The Matrix: MEME 3.03

MEME 3.03

Freedom's just another word for WYSIWYG


The southernmost range of the Alps divides Slovenia from Austria. Drive over these mountains, from the Austrian side, and you emerge an hour later in a flat plain which leads to the coast, and the Adriatic sea. Along the way, you'll pass Ljubljana, the capital city of Slovenia, which resembles a poorer Salzburg-- a quaint, small city-- with a bit more grime and tarnish from forty years of Socialism, testimony from Slovenia's time spent as part of Yugoslavia. The Slovenes are doing their best to catch up with their richer Northern neighbors. Slovenia is the wealthiest of the former Yugoslav republics. The economy has grown between 4-6% a year since 1993, and unemployment is down to 7.3%. A decade more of this kind of growth, and Slovenia may well be just as small, rich, and neat as Austria.

I visited Ljubljana in late May, as a participant in the Nettime Conference, where, over two days, people from nearly every country in Europe came to participate (along with a handful of Americans). Nettime is a grass-roots organization which exists mostly in cyberspace, as a by-invitation discussion list, and a Web site. Its goal is a loose one-- what Nettimers call "Internet criticism"-- and over several years since the creation of Nettime in 1994-- the organization has developed as a pan-European confederation of independent thinkers. The sources are too vast to summarize under one label. Perhaps the best explanation of Nettime is that it attempts to explore and discover ideas relating to the spread of cyberspace, ideas which stem from a European, rather than an American, sensibility. The central forum is Nettime's e-mail-based discussion list with 400 participants. The list isn't really a discussion list, but a redistribution point for essays on the meaning of cyberspace. Nettime calls this process "text filtering," and this gives Nettime a thoughtful, meaningful quality, the electronic equivalent of journal, in a state of perpetual flux, mix-mastering threads into a conceptual jam session, with no start or end.
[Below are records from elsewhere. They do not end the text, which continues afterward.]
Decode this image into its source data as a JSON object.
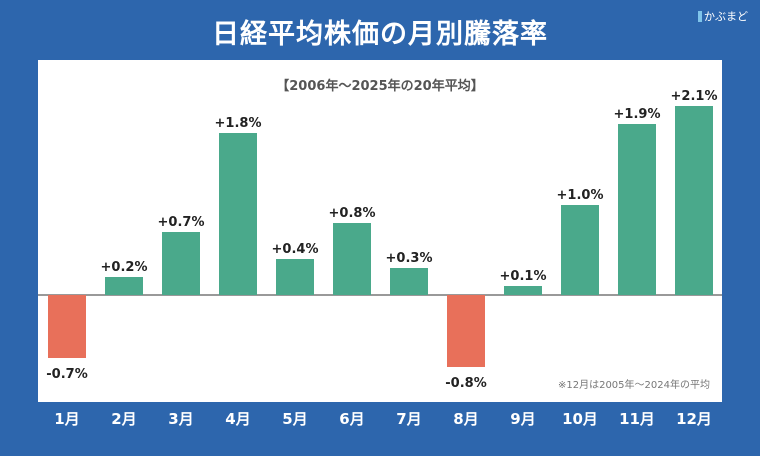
{
  "title": "日経平均株価の月別騰落率",
  "logo": "かぶまど",
  "colors": {
    "background": "#2d66ad",
    "positive": "#4aa98b",
    "negative": "#e8705a"
  },
  "chart_data": {
    "type": "bar",
    "subtitle": "【2006年～2025年の20年平均】",
    "note": "※12月は2005年～2024年の平均",
    "categories": [
      "1月",
      "2月",
      "3月",
      "4月",
      "5月",
      "6月",
      "7月",
      "8月",
      "9月",
      "10月",
      "11月",
      "12月"
    ],
    "values": [
      -0.7,
      0.2,
      0.7,
      1.8,
      0.4,
      0.8,
      0.3,
      -0.8,
      0.1,
      1.0,
      1.9,
      2.1
    ],
    "labels": [
      "-0.7%",
      "+0.2%",
      "+0.7%",
      "+1.8%",
      "+0.4%",
      "+0.8%",
      "+0.3%",
      "-0.8%",
      "+0.1%",
      "+1.0%",
      "+1.9%",
      "+2.1%"
    ],
    "grid": false
  }
}
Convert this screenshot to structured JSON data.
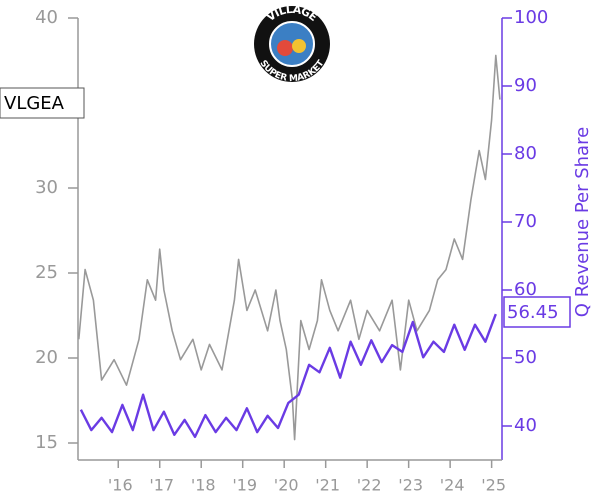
{
  "chart_data": {
    "type": "line",
    "logo_top": "VILLAGE",
    "logo_bottom": "SUPER MARKET",
    "y2label": "Q Revenue Per Share",
    "xlim": [
      2015.03,
      2025.25
    ],
    "xticks": [
      {
        "value": 2016,
        "label": "'16"
      },
      {
        "value": 2017,
        "label": "'17"
      },
      {
        "value": 2018,
        "label": "'18"
      },
      {
        "value": 2019,
        "label": "'19"
      },
      {
        "value": 2020,
        "label": "'20"
      },
      {
        "value": 2021,
        "label": "'21"
      },
      {
        "value": 2022,
        "label": "'22"
      },
      {
        "value": 2023,
        "label": "'23"
      },
      {
        "value": 2024,
        "label": "'24"
      },
      {
        "value": 2025,
        "label": "'25"
      }
    ],
    "ylim": [
      14,
      40
    ],
    "yticks": [
      15,
      20,
      25,
      30,
      40
    ],
    "y2lim": [
      35,
      100
    ],
    "y2ticks": [
      40,
      50,
      60,
      70,
      80,
      90,
      100
    ],
    "series": [
      {
        "name": "VLGEA",
        "color": "#999999",
        "axis": "y",
        "x": [
          2015.05,
          2015.2,
          2015.4,
          2015.6,
          2015.9,
          2016.2,
          2016.5,
          2016.7,
          2016.9,
          2017.0,
          2017.1,
          2017.3,
          2017.5,
          2017.8,
          2018.0,
          2018.2,
          2018.5,
          2018.8,
          2018.9,
          2019.1,
          2019.3,
          2019.6,
          2019.8,
          2019.9,
          2020.05,
          2020.2,
          2020.25,
          2020.4,
          2020.6,
          2020.8,
          2020.9,
          2021.1,
          2021.3,
          2021.6,
          2021.8,
          2022.0,
          2022.3,
          2022.6,
          2022.8,
          2023.0,
          2023.2,
          2023.5,
          2023.7,
          2023.9,
          2024.1,
          2024.3,
          2024.5,
          2024.7,
          2024.85,
          2025.0,
          2025.1,
          2025.2
        ],
        "values": [
          21.1,
          25.2,
          23.4,
          18.7,
          19.9,
          18.4,
          21.1,
          24.6,
          23.4,
          26.4,
          24,
          21.6,
          19.9,
          21.1,
          19.3,
          20.8,
          19.3,
          23.4,
          25.8,
          22.8,
          24,
          21.6,
          24,
          22.2,
          20.5,
          17.5,
          15.2,
          22.2,
          20.5,
          22.2,
          24.6,
          22.8,
          21.6,
          23.4,
          21.1,
          22.8,
          21.6,
          23.4,
          19.3,
          23.4,
          21.6,
          22.8,
          24.6,
          25.2,
          27.0,
          25.8,
          29.3,
          32.2,
          30.5,
          34.0,
          37.8,
          35.2
        ]
      },
      {
        "color": "#6a3be4",
        "axis": "y2",
        "x": [
          2015.1,
          2015.35,
          2015.6,
          2015.85,
          2016.1,
          2016.35,
          2016.6,
          2016.85,
          2017.1,
          2017.35,
          2017.6,
          2017.85,
          2018.1,
          2018.35,
          2018.6,
          2018.85,
          2019.1,
          2019.35,
          2019.6,
          2019.85,
          2020.1,
          2020.35,
          2020.6,
          2020.85,
          2021.1,
          2021.35,
          2021.6,
          2021.85,
          2022.1,
          2022.35,
          2022.6,
          2022.85,
          2023.1,
          2023.35,
          2023.6,
          2023.85,
          2024.1,
          2024.35,
          2024.6,
          2024.85,
          2025.1
        ],
        "values": [
          42.4,
          39.4,
          41.2,
          39.1,
          43.1,
          39.4,
          44.6,
          39.4,
          42.1,
          38.7,
          40.9,
          38.4,
          41.6,
          39.1,
          41.2,
          39.4,
          42.6,
          39.1,
          41.5,
          39.7,
          43.4,
          44.6,
          49.0,
          47.9,
          51.5,
          47.1,
          52.4,
          49.0,
          52.6,
          49.4,
          51.9,
          50.9,
          55.3,
          50.1,
          52.4,
          50.9,
          54.9,
          51.2,
          54.9,
          52.4,
          56.45
        ]
      }
    ]
  }
}
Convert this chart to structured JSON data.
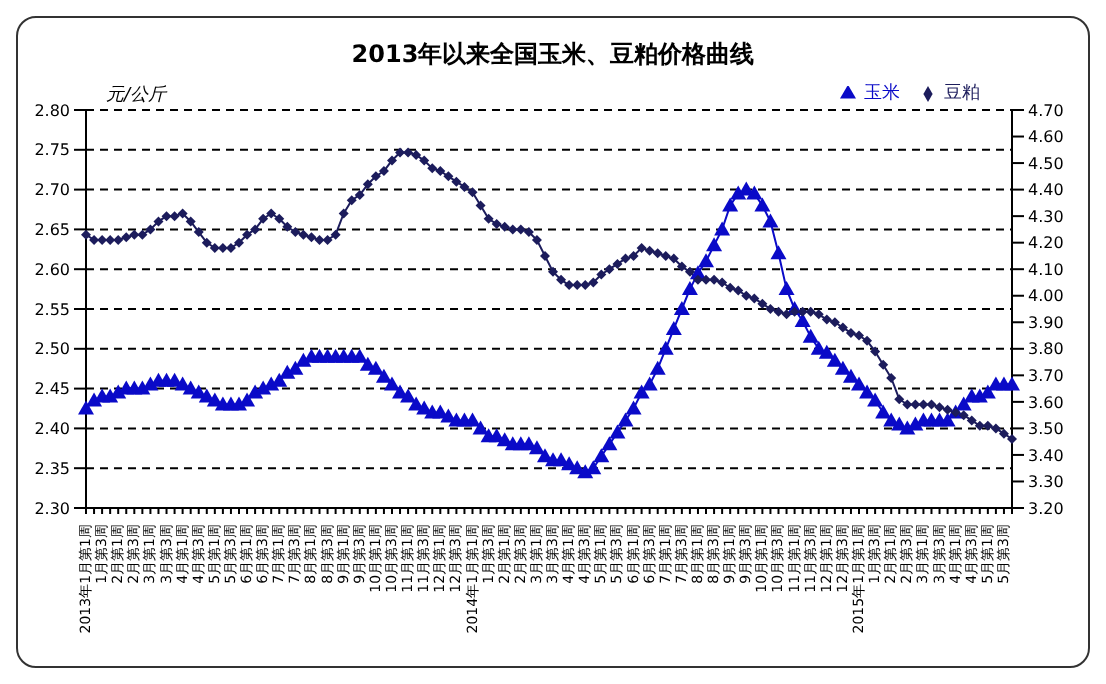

Twice a year, Nettime produces printed material based on the posts which go to the Nettime list. These books go by the initials ZKP, as in "Zentral Kommittee Proceedings"-- it's a joke of sorts, a riff on the old-fashioned jargon from the days of COMECON, Politburos, and five-year plans. (As far as I can tell, there is no central committee guiding Nettime.) In Ljubljana, I received a freshly printed ZKP 4, the fourth in the series, and this issue came out on newspaper, apparently one of 10,000 copies made. Nettime, as I noticed in Ljubljana, defies attempts by observers to categorize. Just when you think you've figured it out, Nettime might morph slightly, upsetting your conceptions.

In the tradition of Dadaism, humor, deadly serious sometimes, with its reversals and self-contradictions, keeps Nettime moving. Motion is good, as it is a source of growth and life, and Nettime is growing. About 10 people join the list every week, and 120 people came to the conference; most were from Europe-- Amsterdam, London, Berlin, Sofia, Budapest, Riga, Moscow-- practically every European nation had a citizen in Ljubljana. Europe and cyberspace were at the center of attention.